I actually owe my first encounter with this book to the Disney Channel original TV series The Famous Jett Jackson. In one episode -- the only one I actually remember -- Jett's English teacher assigned Fahrenheit 451 to the class, only to be told that it was inappropriate reading for such young students (they were meant to be in middle school, perhaps high school). Jett and his friends fought back, and with the help of their teacher, they were able to keep Bradbury's text on the reading list and teach a valuable lesson about censorship at the same time. I was nine years old and in third grade at the time, but I was already a voracious and precocious reader, so I approached my father (who had been a high school English teacher, and possessed a collection of books my younger self intensely admired) to ask him whether we owned the book.

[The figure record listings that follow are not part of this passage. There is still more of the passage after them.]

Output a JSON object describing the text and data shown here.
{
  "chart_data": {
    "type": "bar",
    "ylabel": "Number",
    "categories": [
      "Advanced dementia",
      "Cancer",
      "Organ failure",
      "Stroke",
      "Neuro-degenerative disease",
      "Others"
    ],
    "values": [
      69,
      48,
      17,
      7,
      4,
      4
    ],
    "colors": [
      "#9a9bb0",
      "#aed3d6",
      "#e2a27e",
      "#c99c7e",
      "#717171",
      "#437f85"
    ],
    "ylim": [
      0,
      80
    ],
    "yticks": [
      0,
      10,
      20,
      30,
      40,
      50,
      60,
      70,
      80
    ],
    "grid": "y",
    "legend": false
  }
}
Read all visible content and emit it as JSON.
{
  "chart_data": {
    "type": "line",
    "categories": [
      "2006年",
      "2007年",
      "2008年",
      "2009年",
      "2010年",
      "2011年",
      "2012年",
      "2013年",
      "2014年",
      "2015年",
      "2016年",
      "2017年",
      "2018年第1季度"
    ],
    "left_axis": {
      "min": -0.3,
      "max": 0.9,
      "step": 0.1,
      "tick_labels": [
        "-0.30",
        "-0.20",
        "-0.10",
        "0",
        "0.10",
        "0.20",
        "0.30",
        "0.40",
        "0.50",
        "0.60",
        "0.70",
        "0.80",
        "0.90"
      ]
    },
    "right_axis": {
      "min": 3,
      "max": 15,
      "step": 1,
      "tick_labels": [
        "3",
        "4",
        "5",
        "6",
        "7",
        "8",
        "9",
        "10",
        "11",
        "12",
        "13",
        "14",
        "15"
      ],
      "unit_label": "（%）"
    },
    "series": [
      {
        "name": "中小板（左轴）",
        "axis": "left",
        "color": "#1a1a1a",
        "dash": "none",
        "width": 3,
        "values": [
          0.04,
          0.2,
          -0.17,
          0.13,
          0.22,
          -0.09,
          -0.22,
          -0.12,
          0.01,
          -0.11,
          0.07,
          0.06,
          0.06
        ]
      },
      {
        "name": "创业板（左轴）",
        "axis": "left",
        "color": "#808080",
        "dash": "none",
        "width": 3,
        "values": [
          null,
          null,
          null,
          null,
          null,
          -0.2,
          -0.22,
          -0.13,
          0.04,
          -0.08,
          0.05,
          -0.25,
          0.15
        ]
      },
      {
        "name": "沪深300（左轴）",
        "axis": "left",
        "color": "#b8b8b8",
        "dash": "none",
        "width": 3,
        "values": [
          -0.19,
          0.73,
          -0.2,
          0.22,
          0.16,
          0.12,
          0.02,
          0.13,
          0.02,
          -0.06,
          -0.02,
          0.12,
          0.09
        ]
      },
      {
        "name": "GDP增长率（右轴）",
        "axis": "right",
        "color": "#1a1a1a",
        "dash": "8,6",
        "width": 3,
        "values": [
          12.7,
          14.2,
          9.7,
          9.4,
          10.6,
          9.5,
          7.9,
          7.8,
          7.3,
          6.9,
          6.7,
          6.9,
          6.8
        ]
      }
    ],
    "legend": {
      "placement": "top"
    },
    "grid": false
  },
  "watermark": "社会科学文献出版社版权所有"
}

He was probably a bit surprised, but he promised to look through his boxes for me and find out. When it turned out he didn't have a copy, he too me to the then-newly-constructed city library, where I sought out Fahrenheit 451 (with the help of a bemused children's librarian, who kindly walked me to the "grown-up" shelves and helped me find it), checked it out, and brought it home to read.
I worked through the book slowly, haltingly, certain that there was so much I wasn't "getting" but nonetheless feeling the telltale buildup of unease in the region of my stomach that Bradbury's most thought-provoking works continue to produce in me to this day. Of course, I was still a third-grader, and even for me Bradbury's style was intense. When it came time to decide between renewing the book or returning it to the library, I decided to return it, though I was perhaps only a third of the way through.

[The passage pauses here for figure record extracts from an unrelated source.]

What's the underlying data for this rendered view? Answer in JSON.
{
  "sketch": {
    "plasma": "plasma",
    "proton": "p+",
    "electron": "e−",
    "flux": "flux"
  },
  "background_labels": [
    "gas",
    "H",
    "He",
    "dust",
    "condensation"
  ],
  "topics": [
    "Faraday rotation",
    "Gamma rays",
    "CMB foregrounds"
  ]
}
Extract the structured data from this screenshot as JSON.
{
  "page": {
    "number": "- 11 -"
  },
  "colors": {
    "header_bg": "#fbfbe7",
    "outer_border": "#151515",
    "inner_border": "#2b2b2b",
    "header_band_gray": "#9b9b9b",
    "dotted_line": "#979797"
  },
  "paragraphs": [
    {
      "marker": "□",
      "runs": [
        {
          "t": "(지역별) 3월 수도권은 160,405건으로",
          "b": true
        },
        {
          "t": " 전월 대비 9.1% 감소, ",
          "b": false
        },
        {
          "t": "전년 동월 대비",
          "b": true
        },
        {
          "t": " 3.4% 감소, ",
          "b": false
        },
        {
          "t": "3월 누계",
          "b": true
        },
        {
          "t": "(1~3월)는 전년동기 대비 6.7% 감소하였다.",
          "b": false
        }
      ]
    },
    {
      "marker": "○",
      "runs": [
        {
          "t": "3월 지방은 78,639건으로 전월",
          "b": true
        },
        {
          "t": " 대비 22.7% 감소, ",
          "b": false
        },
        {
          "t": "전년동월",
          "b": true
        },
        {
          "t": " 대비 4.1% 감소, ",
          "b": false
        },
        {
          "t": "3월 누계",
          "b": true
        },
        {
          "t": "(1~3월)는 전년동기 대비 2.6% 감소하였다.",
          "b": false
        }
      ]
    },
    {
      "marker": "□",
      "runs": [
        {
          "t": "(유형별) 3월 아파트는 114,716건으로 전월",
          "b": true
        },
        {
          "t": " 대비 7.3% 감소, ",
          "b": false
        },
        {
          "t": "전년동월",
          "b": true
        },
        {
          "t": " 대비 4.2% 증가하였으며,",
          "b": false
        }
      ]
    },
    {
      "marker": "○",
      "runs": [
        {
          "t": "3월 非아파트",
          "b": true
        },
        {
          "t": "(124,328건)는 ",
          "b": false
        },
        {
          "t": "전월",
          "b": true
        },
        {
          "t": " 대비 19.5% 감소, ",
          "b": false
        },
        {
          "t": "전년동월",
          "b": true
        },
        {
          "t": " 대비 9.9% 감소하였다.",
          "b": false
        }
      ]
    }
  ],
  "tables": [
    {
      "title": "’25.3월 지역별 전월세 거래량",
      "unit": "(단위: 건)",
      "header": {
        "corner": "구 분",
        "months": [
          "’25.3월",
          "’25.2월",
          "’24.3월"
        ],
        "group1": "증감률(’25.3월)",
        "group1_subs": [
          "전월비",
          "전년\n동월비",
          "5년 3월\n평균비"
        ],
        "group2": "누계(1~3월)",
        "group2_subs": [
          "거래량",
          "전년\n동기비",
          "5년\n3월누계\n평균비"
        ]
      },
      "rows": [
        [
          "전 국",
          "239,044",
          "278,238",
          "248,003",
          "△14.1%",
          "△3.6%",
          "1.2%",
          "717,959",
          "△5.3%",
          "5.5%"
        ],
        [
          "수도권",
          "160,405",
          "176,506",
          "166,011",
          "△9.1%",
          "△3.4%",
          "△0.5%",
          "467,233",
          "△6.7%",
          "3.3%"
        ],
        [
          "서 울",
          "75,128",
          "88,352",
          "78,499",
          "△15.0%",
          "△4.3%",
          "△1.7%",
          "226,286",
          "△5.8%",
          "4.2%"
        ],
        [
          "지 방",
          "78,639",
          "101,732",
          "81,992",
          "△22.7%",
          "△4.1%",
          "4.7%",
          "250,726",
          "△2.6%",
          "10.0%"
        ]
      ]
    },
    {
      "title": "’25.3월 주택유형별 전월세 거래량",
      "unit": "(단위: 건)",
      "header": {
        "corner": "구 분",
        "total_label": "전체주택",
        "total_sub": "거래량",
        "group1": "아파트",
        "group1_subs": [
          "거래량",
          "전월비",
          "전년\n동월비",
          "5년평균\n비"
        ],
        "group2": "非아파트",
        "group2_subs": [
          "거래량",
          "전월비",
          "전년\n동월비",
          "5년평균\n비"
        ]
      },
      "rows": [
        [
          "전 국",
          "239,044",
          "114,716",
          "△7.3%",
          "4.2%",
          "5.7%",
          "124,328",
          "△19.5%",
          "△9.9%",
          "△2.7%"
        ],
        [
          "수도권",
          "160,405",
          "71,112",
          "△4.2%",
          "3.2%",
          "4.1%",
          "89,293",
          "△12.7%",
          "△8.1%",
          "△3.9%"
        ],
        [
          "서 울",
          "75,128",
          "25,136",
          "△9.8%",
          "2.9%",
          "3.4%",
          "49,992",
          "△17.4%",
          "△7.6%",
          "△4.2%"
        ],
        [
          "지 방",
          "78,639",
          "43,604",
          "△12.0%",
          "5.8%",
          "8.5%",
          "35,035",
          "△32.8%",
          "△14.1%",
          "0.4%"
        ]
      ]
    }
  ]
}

Fast-forward about five years. By the summer before my freshman year of high school, I had been transformed from a girl who'd read anything and everything with equanimity into a fledgling fan of science fiction and fantasy (thanks primarily to the influence of J. K. Rowling and Anne McCaffrey). I was excited about entering high school, finally being one of the "big kids," and decided that it was time for me to really sink my teeth into some serious reading to prove that I was ready for this. So again I appealed to my father's book collection, grown slightly less mystical over time, and when I found it lacking, I headed for the bookstore to acquire copies of the dystopian masterpieces I kept hearing about but had never read: Fahrenheit 451 and 1984.
I read them both within the span of a few weeks, and my world really hasn't been the same since.
Most American schoolchildren past junior high probably have some idea what Fahrenheit 451 is "about": state control of the media, censorship, and of course book-burning. And it is about those things, and they're some of the reasons why you should read it. But to me, the book has always suggested a more frightening and more general premise than even these labels can provide: What would become of a society without books? Bradbury at least seems to feel like a loss of literature would result in a loss of all those things we think of as most nobly human -- and whether it's due to the power of his writing or the truth of his convictions, I'm inclined to agree.
Over the years, I've realized that I'm incredibly lucky. When I was nine years old and asked my dad if he had a copy of Fahrenheit 451 lying around, he didn't tell me I couldn't read it. Knowing full well what it was and what it represented, he didn't reproach me for wanting to read it; neither did that saintly librarian. In fact, I can't remember any adult ever telling me that I couldn't read something. If anything, they were the ones who opened my eyes to the wealth of written material the world in store for me, and the best of them offered themselves up as guides through the maze of the literary world.
Not all children grow up like I did. Not all children can take their right to read for granted. Not all adults can take their right to read for granted: censorship affects people of all ages, and though in this country at this moment we're most aware of the books that parents try to keep their kids from reading, the historical precedents in the case of book-banning don't provide particularly sterling examples.
In Berlin, there is an open square called the Bebelplatz. In the center of the square, a small glass window in the ground lets observers peer into a room constructed underneath the surface of the square. The room is full of bookshelves. The bookshelves are all empty. At the edge of the square, the above plaques are set into the ground, each of them likewise the size of a paving stone. The quote by Heinrich Heine reads, "Where they begin by burning books, they will end by burning people." As it turns out, the empty bookshelves beneath the square provide just enough space to hold all the books burned by Nazi sympathizers in this square; they are left empty in remembrance of the deeds this place has witnessed. The only thing I love better than this memorial is the living one that manifests just across the square in the form of the weekly university book market.